Nevertheless, the numbers don’t quite add up. In an editorial the Los Angeles Times drew attention to one of the Golden State’s great governmental mysteries: “Somehow, California’s prison costs have kept going up even while inmate numbers have dropped.” As reported by Reuters (Jan 6), the inmate population is down, but costs have tripled, even though no one seems to know why. At the same time, as The Atlantic’s Annika Neklason pointed out, the state’s budget for fighting fires has grown from $963 million to over $1.8 billion.

In September, Governor Jerry Brown once again called for prison reform, but it is evident that obstacles remain. Proposition 57, which passed with almost 65 percent of the vote in November 2016, recently improved a California inmate’s chances to secure parole. But state legislators are moving to limit this reform by expanding the list of crimes classified as violent. For now, two kinds of firefighters will continue to risk their lives to battle the flames in California: some will wear yellow and be seen as true firemen, and others will wear orange; yet the latter will die for a dollar, their families will receive no benefits, their names will be forgotten and no handwritten signs will be put up to thank them. The former, however, will be remembered as heroes. For doing the same job.

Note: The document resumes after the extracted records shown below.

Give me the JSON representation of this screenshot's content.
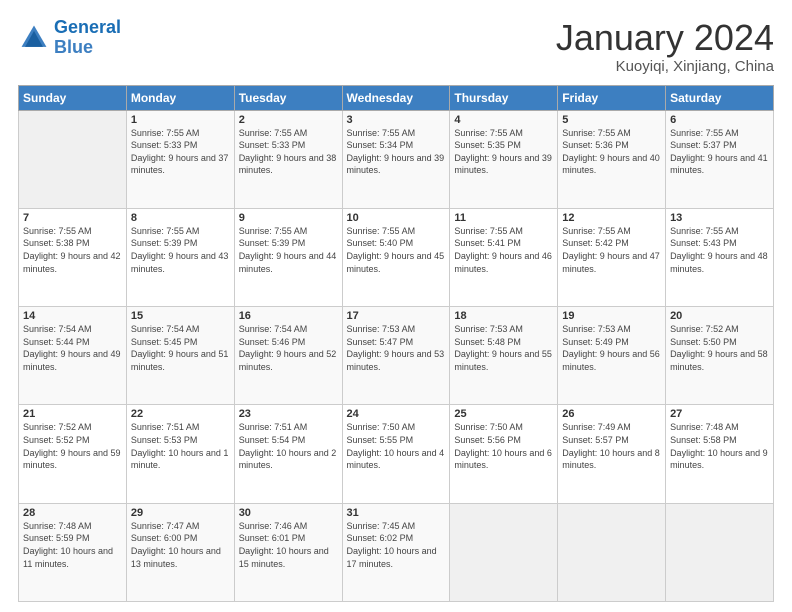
{
  "header": {
    "logo_general": "General",
    "logo_blue": "Blue",
    "title": "January 2024",
    "subtitle": "Kuoyiqi, Xinjiang, China"
  },
  "calendar": {
    "headers": [
      "Sunday",
      "Monday",
      "Tuesday",
      "Wednesday",
      "Thursday",
      "Friday",
      "Saturday"
    ],
    "weeks": [
      [
        {
          "day": "",
          "sunrise": "",
          "sunset": "",
          "daylight": ""
        },
        {
          "day": "1",
          "sunrise": "Sunrise: 7:55 AM",
          "sunset": "Sunset: 5:33 PM",
          "daylight": "Daylight: 9 hours and 37 minutes."
        },
        {
          "day": "2",
          "sunrise": "Sunrise: 7:55 AM",
          "sunset": "Sunset: 5:33 PM",
          "daylight": "Daylight: 9 hours and 38 minutes."
        },
        {
          "day": "3",
          "sunrise": "Sunrise: 7:55 AM",
          "sunset": "Sunset: 5:34 PM",
          "daylight": "Daylight: 9 hours and 39 minutes."
        },
        {
          "day": "4",
          "sunrise": "Sunrise: 7:55 AM",
          "sunset": "Sunset: 5:35 PM",
          "daylight": "Daylight: 9 hours and 39 minutes."
        },
        {
          "day": "5",
          "sunrise": "Sunrise: 7:55 AM",
          "sunset": "Sunset: 5:36 PM",
          "daylight": "Daylight: 9 hours and 40 minutes."
        },
        {
          "day": "6",
          "sunrise": "Sunrise: 7:55 AM",
          "sunset": "Sunset: 5:37 PM",
          "daylight": "Daylight: 9 hours and 41 minutes."
        }
      ],
      [
        {
          "day": "7",
          "sunrise": "Sunrise: 7:55 AM",
          "sunset": "Sunset: 5:38 PM",
          "daylight": "Daylight: 9 hours and 42 minutes."
        },
        {
          "day": "8",
          "sunrise": "Sunrise: 7:55 AM",
          "sunset": "Sunset: 5:39 PM",
          "daylight": "Daylight: 9 hours and 43 minutes."
        },
        {
          "day": "9",
          "sunrise": "Sunrise: 7:55 AM",
          "sunset": "Sunset: 5:39 PM",
          "daylight": "Daylight: 9 hours and 44 minutes."
        },
        {
          "day": "10",
          "sunrise": "Sunrise: 7:55 AM",
          "sunset": "Sunset: 5:40 PM",
          "daylight": "Daylight: 9 hours and 45 minutes."
        },
        {
          "day": "11",
          "sunrise": "Sunrise: 7:55 AM",
          "sunset": "Sunset: 5:41 PM",
          "daylight": "Daylight: 9 hours and 46 minutes."
        },
        {
          "day": "12",
          "sunrise": "Sunrise: 7:55 AM",
          "sunset": "Sunset: 5:42 PM",
          "daylight": "Daylight: 9 hours and 47 minutes."
        },
        {
          "day": "13",
          "sunrise": "Sunrise: 7:55 AM",
          "sunset": "Sunset: 5:43 PM",
          "daylight": "Daylight: 9 hours and 48 minutes."
        }
      ],
      [
        {
          "day": "14",
          "sunrise": "Sunrise: 7:54 AM",
          "sunset": "Sunset: 5:44 PM",
          "daylight": "Daylight: 9 hours and 49 minutes."
        },
        {
          "day": "15",
          "sunrise": "Sunrise: 7:54 AM",
          "sunset": "Sunset: 5:45 PM",
          "daylight": "Daylight: 9 hours and 51 minutes."
        },
        {
          "day": "16",
          "sunrise": "Sunrise: 7:54 AM",
          "sunset": "Sunset: 5:46 PM",
          "daylight": "Daylight: 9 hours and 52 minutes."
        },
        {
          "day": "17",
          "sunrise": "Sunrise: 7:53 AM",
          "sunset": "Sunset: 5:47 PM",
          "daylight": "Daylight: 9 hours and 53 minutes."
        },
        {
          "day": "18",
          "sunrise": "Sunrise: 7:53 AM",
          "sunset": "Sunset: 5:48 PM",
          "daylight": "Daylight: 9 hours and 55 minutes."
        },
        {
          "day": "19",
          "sunrise": "Sunrise: 7:53 AM",
          "sunset": "Sunset: 5:49 PM",
          "daylight": "Daylight: 9 hours and 56 minutes."
        },
        {
          "day": "20",
          "sunrise": "Sunrise: 7:52 AM",
          "sunset": "Sunset: 5:50 PM",
          "daylight": "Daylight: 9 hours and 58 minutes."
        }
      ],
      [
        {
          "day": "21",
          "sunrise": "Sunrise: 7:52 AM",
          "sunset": "Sunset: 5:52 PM",
          "daylight": "Daylight: 9 hours and 59 minutes."
        },
        {
          "day": "22",
          "sunrise": "Sunrise: 7:51 AM",
          "sunset": "Sunset: 5:53 PM",
          "daylight": "Daylight: 10 hours and 1 minute."
        },
        {
          "day": "23",
          "sunrise": "Sunrise: 7:51 AM",
          "sunset": "Sunset: 5:54 PM",
          "daylight": "Daylight: 10 hours and 2 minutes."
        },
        {
          "day": "24",
          "sunrise": "Sunrise: 7:50 AM",
          "sunset": "Sunset: 5:55 PM",
          "daylight": "Daylight: 10 hours and 4 minutes."
        },
        {
          "day": "25",
          "sunrise": "Sunrise: 7:50 AM",
          "sunset": "Sunset: 5:56 PM",
          "daylight": "Daylight: 10 hours and 6 minutes."
        },
        {
          "day": "26",
          "sunrise": "Sunrise: 7:49 AM",
          "sunset": "Sunset: 5:57 PM",
          "daylight": "Daylight: 10 hours and 8 minutes."
        },
        {
          "day": "27",
          "sunrise": "Sunrise: 7:48 AM",
          "sunset": "Sunset: 5:58 PM",
          "daylight": "Daylight: 10 hours and 9 minutes."
        }
      ],
      [
        {
          "day": "28",
          "sunrise": "Sunrise: 7:48 AM",
          "sunset": "Sunset: 5:59 PM",
          "daylight": "Daylight: 10 hours and 11 minutes."
        },
        {
          "day": "29",
          "sunrise": "Sunrise: 7:47 AM",
          "sunset": "Sunset: 6:00 PM",
          "daylight": "Daylight: 10 hours and 13 minutes."
        },
        {
          "day": "30",
          "sunrise": "Sunrise: 7:46 AM",
          "sunset": "Sunset: 6:01 PM",
          "daylight": "Daylight: 10 hours and 15 minutes."
        },
        {
          "day": "31",
          "sunrise": "Sunrise: 7:45 AM",
          "sunset": "Sunset: 6:02 PM",
          "daylight": "Daylight: 10 hours and 17 minutes."
        },
        {
          "day": "",
          "sunrise": "",
          "sunset": "",
          "daylight": ""
        },
        {
          "day": "",
          "sunrise": "",
          "sunset": "",
          "daylight": ""
        },
        {
          "day": "",
          "sunrise": "",
          "sunset": "",
          "daylight": ""
        }
      ]
    ]
  }
}
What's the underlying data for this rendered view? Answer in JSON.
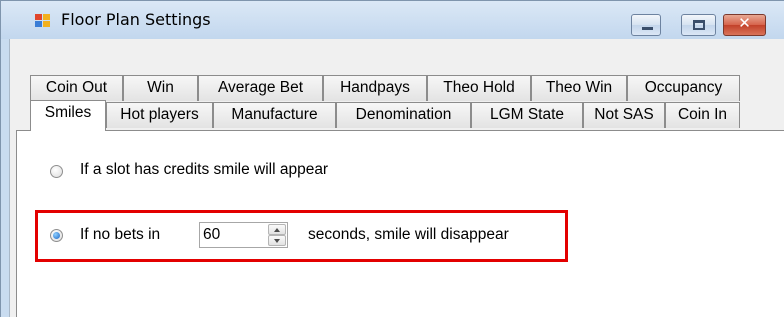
{
  "window": {
    "title": "Floor Plan Settings",
    "icon": "floor-plan-app-icon",
    "controls": {
      "minimize": "minimize-icon",
      "maximize": "maximize-icon",
      "close": "close-icon"
    }
  },
  "tabs": {
    "row1": [
      "Coin Out",
      "Win",
      "Average Bet",
      "Handpays",
      "Theo Hold",
      "Theo Win",
      "Occupancy"
    ],
    "row2": [
      "Smiles",
      "Hot players",
      "Manufacture",
      "Denomination",
      "LGM State",
      "Not SAS",
      "Coin In"
    ],
    "selected": "Smiles"
  },
  "smiles": {
    "option_credits_label": "If a slot has credits smile will appear",
    "option_credits_checked": false,
    "option_nobets_prefix": "If no bets in",
    "option_nobets_checked": true,
    "seconds_value": "60",
    "option_nobets_suffix": "seconds, smile will disappear"
  },
  "colors": {
    "highlight_border": "#e30000",
    "titlebar": "#c9dcf0",
    "selected_radio": "#1a64c4"
  }
}
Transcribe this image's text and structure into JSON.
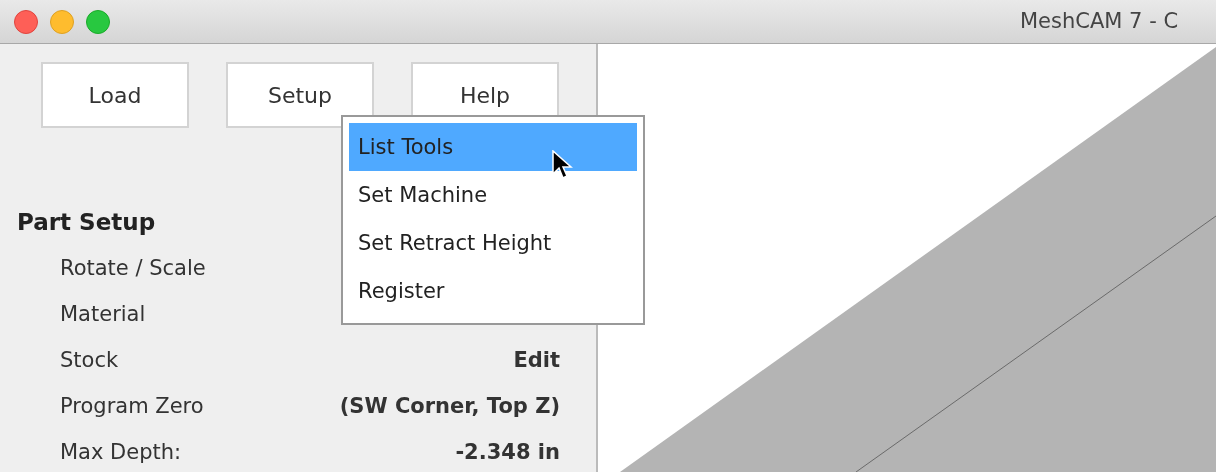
{
  "window": {
    "title": "MeshCAM 7 - C"
  },
  "toolbar": {
    "buttons": [
      {
        "label": "Load"
      },
      {
        "label": "Setup"
      },
      {
        "label": "Help"
      }
    ]
  },
  "menu": {
    "items": [
      {
        "label": "List Tools",
        "selected": true
      },
      {
        "label": "Set Machine",
        "selected": false
      },
      {
        "label": "Set Retract Height",
        "selected": false
      },
      {
        "label": "Register",
        "selected": false
      }
    ]
  },
  "part_setup": {
    "heading": "Part Setup",
    "rows": [
      {
        "label": "Rotate / Scale"
      },
      {
        "label": "Material"
      },
      {
        "label": "Stock",
        "value": "Edit"
      },
      {
        "label": "Program Zero",
        "value": "(SW Corner, Top Z)"
      },
      {
        "label": "Max Depth:",
        "value": "-2.348 in"
      }
    ]
  }
}
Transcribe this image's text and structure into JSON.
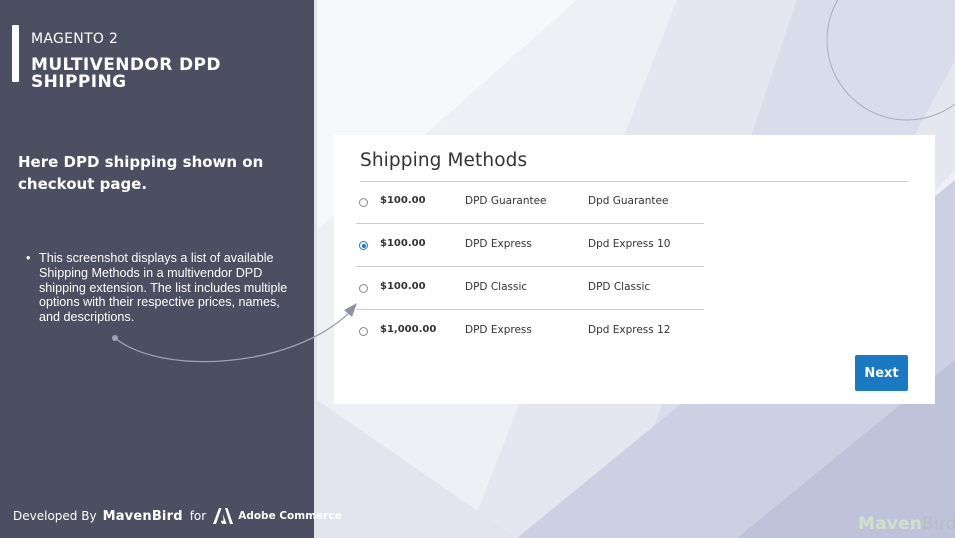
{
  "sidebar": {
    "eyebrow": "MAGENTO 2",
    "title": "MULTIVENDOR DPD SHIPPING",
    "headline": "Here DPD shipping  shown on checkout page.",
    "bullets": [
      "This screenshot displays a list of available Shipping Methods in a multivendor DPD shipping extension. The list includes multiple options with their respective prices, names, and descriptions."
    ],
    "footer": {
      "developed_by": "Developed By",
      "brand": "MavenBird",
      "for": "for",
      "adobe": "Adobe Commerce"
    }
  },
  "checkout": {
    "title": "Shipping Methods",
    "methods": [
      {
        "price": "$100.00",
        "carrier": "DPD Guarantee",
        "method": "Dpd Guarantee",
        "selected": false
      },
      {
        "price": "$100.00",
        "carrier": "DPD Express",
        "method": "Dpd Express 10",
        "selected": true
      },
      {
        "price": "$100.00",
        "carrier": "DPD Classic",
        "method": "DPD Classic",
        "selected": false
      },
      {
        "price": "$1,000.00",
        "carrier": "DPD Express",
        "method": "Dpd Express 12",
        "selected": false
      }
    ],
    "next_label": "Next"
  },
  "watermark": {
    "part1": "Maven",
    "part2": "Bird"
  },
  "colors": {
    "sidebar_bg": "#4c4e61",
    "accent_blue": "#1979c3",
    "page_bg": "#eceef5"
  },
  "icons": {
    "adobe_logo": "adobe-logo-icon",
    "radio_selected": "radio-selected-icon",
    "radio_unselected": "radio-unselected-icon"
  }
}
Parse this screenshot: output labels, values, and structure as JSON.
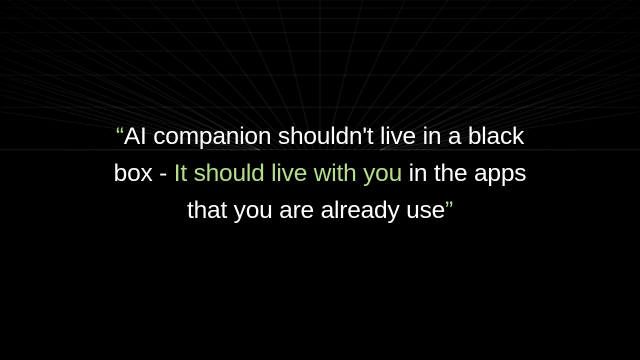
{
  "quote": {
    "open_mark": "“",
    "line1": "AI companion shouldn't live in a black",
    "line2_before": "box - ",
    "highlight": "It should live with you",
    "line2_after": " in the apps",
    "line3": "that you are already use",
    "close_mark": "”"
  },
  "colors": {
    "background": "#000000",
    "text": "#ffffff",
    "highlight": "#b5dd8f",
    "grid": "#ffffff"
  }
}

The fires are still burning, but the people in Los Angeles, Ventura, San Bernardino and San Diego counties are beginning to pick up the pieces. The weekend also witnessed the fires’ first victim: Virginia Pesola from Santa Paula, who was found dead in her car of smoke inhalation. Hundreds of thousands of hectares have already been burnt, and thousands of homes and structures destroyed. The true extent of the damage is still being calculated. In a much-needed call to action on Saturday night in Ventura, the governor called this our “new normal.” Yet in Tujunga, which I revisited on Monday night, the red flag warning, representing high fire danger, expired and the neighborhood is almost back to normal. The air feels clean by LA standards. GoFundMe pages have been set up for families left homeless. Local residents spent their weekends combing through ashes for keepsakes. As I drove away, I watched people hug in the streets and put up more of those bright, colorful signs. The locals’ gratitude for the angels—whether in yellow or in orange—was palpable.